Diseases covered by parasite control planners
- Sheep: Coccidiosis, nematodirus/ gut worms, fluke risk and treatment, ectoparasites (blowfly, ticks, lice, scab)
- Beef: Two planners used, one for youngstock and one for the second grazing season. Fluke, nuisance flies, lice, parasitic gastroenteritis, lungworm and coccidiosis.
- Dairy: Youngstock and heifer rearing planner and a dairy herd planner. Fluke, nuisance flies, lice, parasitic gastroenteritis, lungworm and coccidiosis.
Planner is ‘a useful tool’
Independent sheep consultant Kate Hovers has used the planner with five clients and is already seeing the benefits. She will use the PCP on seven farms this year in an antibiotics reduction project.

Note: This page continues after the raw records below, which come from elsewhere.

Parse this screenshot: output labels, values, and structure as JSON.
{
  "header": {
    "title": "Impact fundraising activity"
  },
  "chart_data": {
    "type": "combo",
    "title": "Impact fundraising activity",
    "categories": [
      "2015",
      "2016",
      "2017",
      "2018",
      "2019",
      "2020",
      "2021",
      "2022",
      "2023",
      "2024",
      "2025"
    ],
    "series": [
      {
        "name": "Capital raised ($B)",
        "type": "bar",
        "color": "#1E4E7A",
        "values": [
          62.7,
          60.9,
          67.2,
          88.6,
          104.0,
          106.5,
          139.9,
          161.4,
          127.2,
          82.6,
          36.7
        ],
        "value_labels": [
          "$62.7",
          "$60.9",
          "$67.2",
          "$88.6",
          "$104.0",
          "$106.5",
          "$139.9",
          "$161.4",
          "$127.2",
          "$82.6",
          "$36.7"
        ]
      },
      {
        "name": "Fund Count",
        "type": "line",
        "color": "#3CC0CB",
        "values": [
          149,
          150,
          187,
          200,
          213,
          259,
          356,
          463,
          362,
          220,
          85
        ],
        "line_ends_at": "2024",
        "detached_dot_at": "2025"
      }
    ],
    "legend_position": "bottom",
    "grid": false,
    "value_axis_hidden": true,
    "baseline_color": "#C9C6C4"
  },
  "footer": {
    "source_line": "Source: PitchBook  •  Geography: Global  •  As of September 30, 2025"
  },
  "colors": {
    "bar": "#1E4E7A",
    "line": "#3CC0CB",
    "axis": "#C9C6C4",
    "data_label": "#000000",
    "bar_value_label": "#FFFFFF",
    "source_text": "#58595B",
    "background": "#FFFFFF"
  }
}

“The whole idea of the planner is to give a visual picture of the farm’s parasite control plan for external and internal parasites,” says Ms Hovers. “Farmers are finding it helpful – they don’t have to access it through a phone or laptop, they can keep it somewhere safe or pin it to the wall for reference.”
The planner comes at a critical time, as liver fluke and anthelmintic resistance are becoming more widespread, explains Ms Hovers.
She explains that liver fluke is a major issue across Wales this year, with many Welsh flocks in high-risk fluke areas, while triclabendazole (the active licensed against all stages of fluke) resistance is a major talking point for the industry.
Nadis’ monthly parasite forecasting service is being improved. Regional reporting is now more specific, based on a 40sq km grid, allowing farmers to choose the most pertinent area from 190 grid boxes across the UK.
Monthly updates will be embellished with weekly nematodirus updates from April to May.
There are three main functions of the improved Nadis parasite forecasting service.
Reporting: Weekly and monthly reports across the UK on 190 40sq km blocks. Farmers subscribed to the service can receive monthly parasite forecasts or disease alerts on the challenges faced in their local grid area.
Measuring: Using weather station data (rainfall, soil moisture content) and measuring soil temperature to 30cm deep.
Predicting: Giving monthly updates focusing on timely diseases and weekly nematodirus updates on temperature from March to May.